If Auguste were conscious, Nancy thought, he would be asking Earthmaker for help. In the camps of the British Band Nancy had never seen Auguste give up on a sick or wounded person. He had applied his remedies, gone into his trance, danced and chanted to summon the aid of his spirit helpers, wrestled with the hurt till either the man's soul left his body or the healing was well begun. At first his practices had seemed foolish and savage to her. But Auguste had done his work with such devotion that she came, watching him, to love him all the more. And, out of love, to respect what he did.

_But he's not the only one who practices that calling._

Maybe that was what he needed now. One of his own people to call on the spirits for him.

If only Auguste were awake, he could tell her what to do.



Redbird had helped Auguste with his work.

She remembered the last time she had seen Redbird, small, emaciated, holding the broken body of Floating Lily in her arms. Redbird was probably more in need of help than able to give it.

And yet, Nancy had seen that she had a marvelous knowledge of healing.

Besides, she had told Nancy that she wanted to be a shaman herself, like White Bear and Owl Carver.

It would be better to go to Redbird than sit here and watch Auguste die.

"I'm going to his people," Nancy said. "To find someone I think can help him."

"No Sauk will be willing to come here," said Frank. "Not after what these people did to them."

"This one will," said Nancy.

A heavy, cold rain drummed on the leather top of Nancy's buggy. Driven by a sergeant, the little carriage splashed into the Sauk camp that huddled beside the wooden walls of Fort Armstrong. A dozen peaked army tents, their grayish-white canvas sagging under the rain in a muddy field, were all Nancy could see. There were no people in sight. "I don't know how you're going to find anybody here, ma'am," said the sergeant.

Nancy judged him to be a few years older than she was. His name was Benson. He had tomato-red cheeks and a blond mustache so thick that it completely hid his mouth.

Dark faces started to appear at the tent flaps. She wanted to weep as she saw the misery of the women and children who slowly came out, some of them holding blankets over their heads, to stand in the mud and stare at her.

_Shouldn't I be glad to see the Sauk brought so low?_

Didn't she owe it to her father, Nancy asked herself, to rejoice in the fate of the people who had murdered him? And what about the horrid things they'd done to her? So proud they'd been, the yellow-and-red-streaked faces, the feathers in their hair, the day Wolf Paw led them to burn and kill at Victor. Now they huddled, what was left of them, in the rain in a muddy field in tattered army tents.

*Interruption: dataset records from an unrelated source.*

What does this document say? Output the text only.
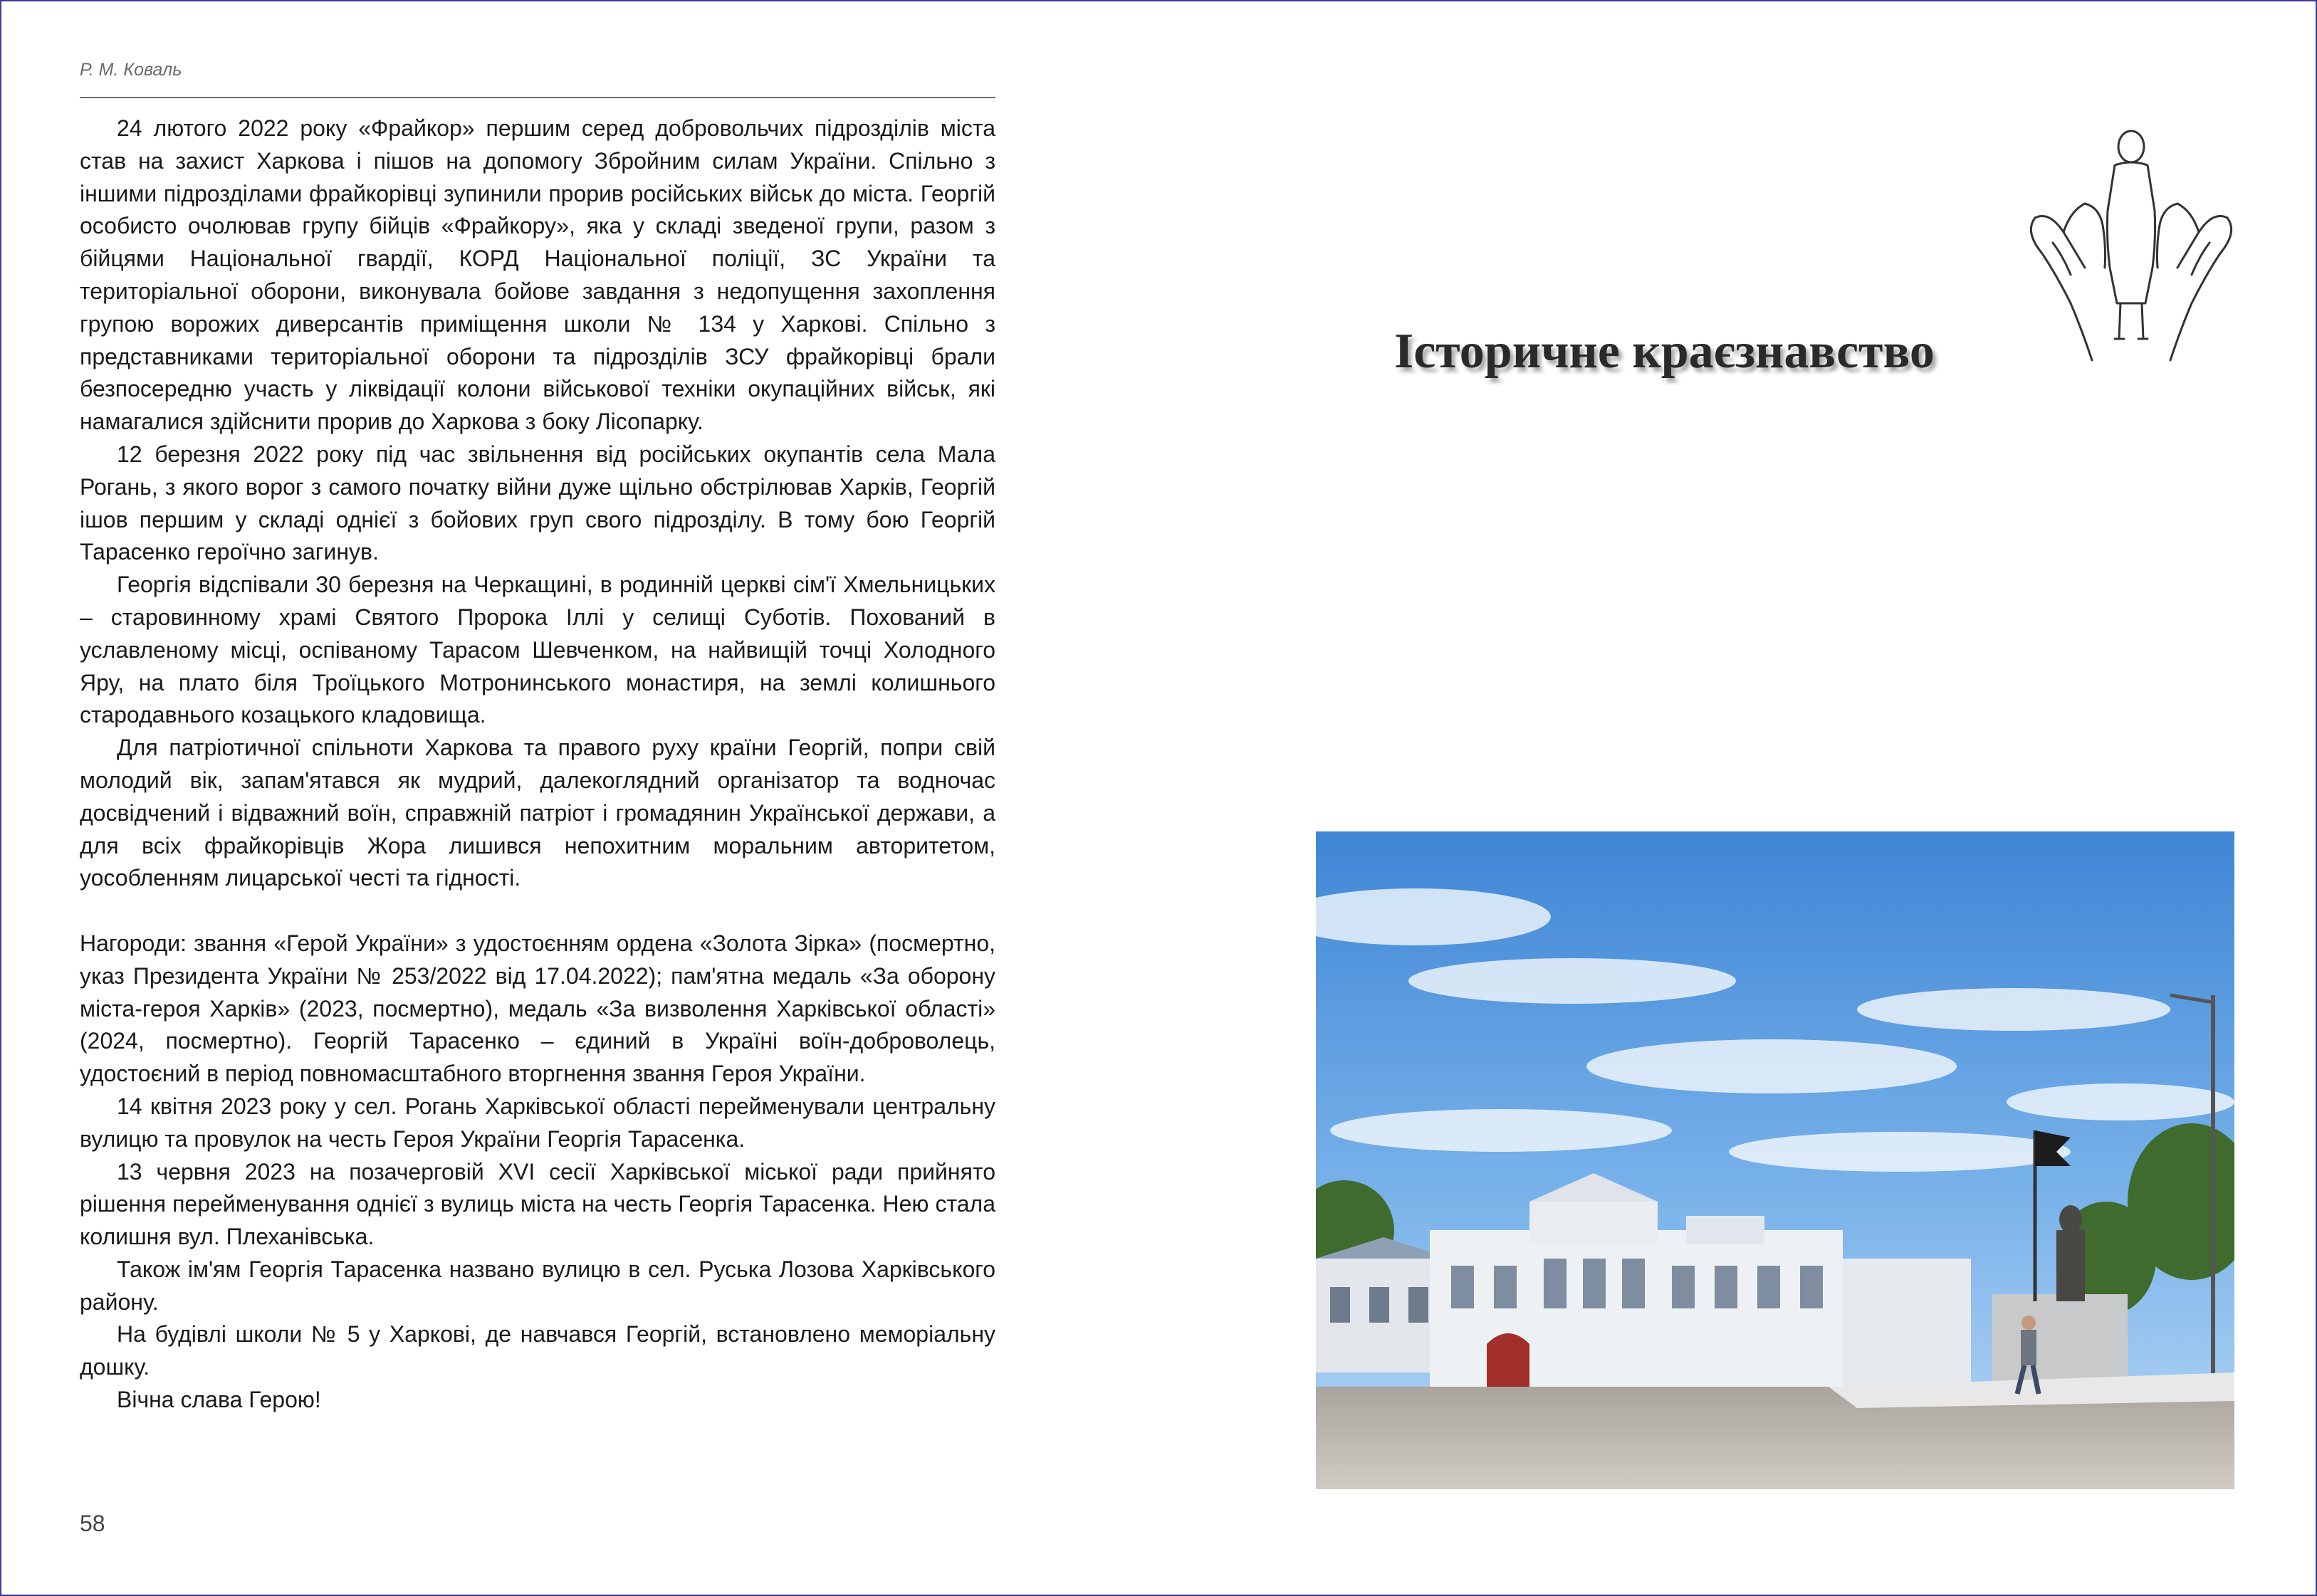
Р. М. Коваль

24 лютого 2022 року «Фрайкор» першим серед добровольчих підрозділів міста став на захист Харкова і пішов на допомогу Збройним силам України. Спільно з іншими підрозділами фрайкорівці зупинили прорив російських військ до міста. Георгій особисто очолював групу бійців «Фрайкору», яка у складі зведеної групи, разом з бійцями Національної гвардії, КОРД Національної поліції, ЗС України та територіальної оборони, виконувала бойове завдання з недопущення захоплення групою ворожих диверсантів приміщення школи № 134 у Харкові. Спільно з представниками територіальної оборони та підрозділів ЗСУ фрайкорівці брали безпосередню участь у ліквідації колони військової техніки окупаційних військ, які намагалися здійснити прорив до Харкова з боку Лісопарку.

12 березня 2022 року під час звільнення від російських окупантів села Мала Рогань, з якого ворог з самого початку війни дуже щільно обстрілював Харків, Георгій ішов першим у складі однієї з бойових груп свого підрозділу. В тому бою Георгій Тарасенко героїчно загинув.

Георгія відспівали 30 березня на Черкащині, в родинній церкві сім'ї Хмельницьких – старовинному храмі Святого Пророка Іллі у селищі Суботів. Похований в уславленому місці, оспіваному Тарасом Шевченком, на найвищій точці Холодного Яру, на плато біля Троїцького Мотронинського монастиря, на землі колишнього стародавнього козацького кладовища.

Для патріотичної спільноти Харкова та правого руху країни Георгій, попри свій молодий вік, запам'ятався як мудрий, далекоглядний організатор та водночас досвідчений і відважний воїн, справжній патріот і громадянин Української держави, а для всіх фрайкорівців Жора лишився непохитним моральним авторитетом, уособленням лицарської честі та гідності.

Нагороди: звання «Герой України» з удостоєнням ордена «Золота Зірка» (посмертно, указ Президента України № 253/2022 від 17.04.2022); пам'ятна медаль «За оборону міста-героя Харків» (2023, посмертно), медаль «За визволення Харківської області» (2024, посмертно). Георгій Тарасенко – єдиний в Україні воїн-доброволець, удостоєний в період повномасштабного вторгнення звання Героя України.

14 квітня 2023 року у сел. Рогань Харківської області перейменували центральну вулицю та провулок на честь Героя України Георгія Тарасенка.

13 червня 2023 на позачерговій XVI сесії Харківської міської ради прийнято рішення перейменування однієї з вулиць міста на честь Георгія Тарасенка. Нею стала колишня вул. Плеханівська.

Також ім'ям Георгія Тарасенка названо вулицю в сел. Руська Лозова Харківського району.

На будівлі школи № 5 у Харкові, де навчався Георгій, встановлено меморіальну дошку.

Вічна слава Герою!

58
Історичне краєзнавство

But she felt no pleasure seeing the Sauk in final defeat. Through Auguste, they had become her people.

She felt suddenly uncomfortable sitting in the shelter of the buggy's top, staring down at the sodden figures in the rain. If they could stand in the rain, she decided, she could too. She jumped down.

"Ma'am!" the sergeant called, sounding alarmed. But he made no move to follow.

In an instant her bonnet, her shawl, her dress, were all sopping. But she didn't care, because the people she was looking at were soaked too.

She looked for familiar faces. The people standing before her seemed made of mud. From head to foot they were a dull brown color.

"It is Yellow Hair!" She understood the Sauk words and looked around to see who had spoken, but all she saw were black eyes wide with sudden fear. Of course they all remembered her as the pale eyes woman who had been kidnapped and nearly killed, and who had escaped. They must think she had come to accuse and punish.

Yes, now that they knew her, they were backing away, ducking into their tents.

"No--wait--" Nancy cried. She wanted to tell them not to be afraid, but didn't know how. Redbird was the only one she could talk to. And _fear_ was not a word Redbird had taught her.

A man was standing in front of her. His eyes were empty, his face thin and dirty. He seemed familiar. He held out his hands. He seemed to be saying, "Here I am. Take me."

All at once Nancy recognized Wolf Paw.

His hair had grown out, hanging down in short black strands all around his head. But at last she recognized that n.o.ble face that--much though she'd hated him at first--had always reminded her of the engravings she'd seen of Roman statues.

She understood what he was trying to tell her. If she'd come to find the murderer of her father, the man who had kidnapped her, here he was. He was at her mercy.

He seemed to have lost everything else, she thought, but not his courage.

"Is that Injun threatening you, ma'am?" called the sergeant from the shelter of the buggy.

"Not at all," she said, and smiled at Wolf Paw. She felt heartsick to see how the splendid warrior had declined into a shabby spectre.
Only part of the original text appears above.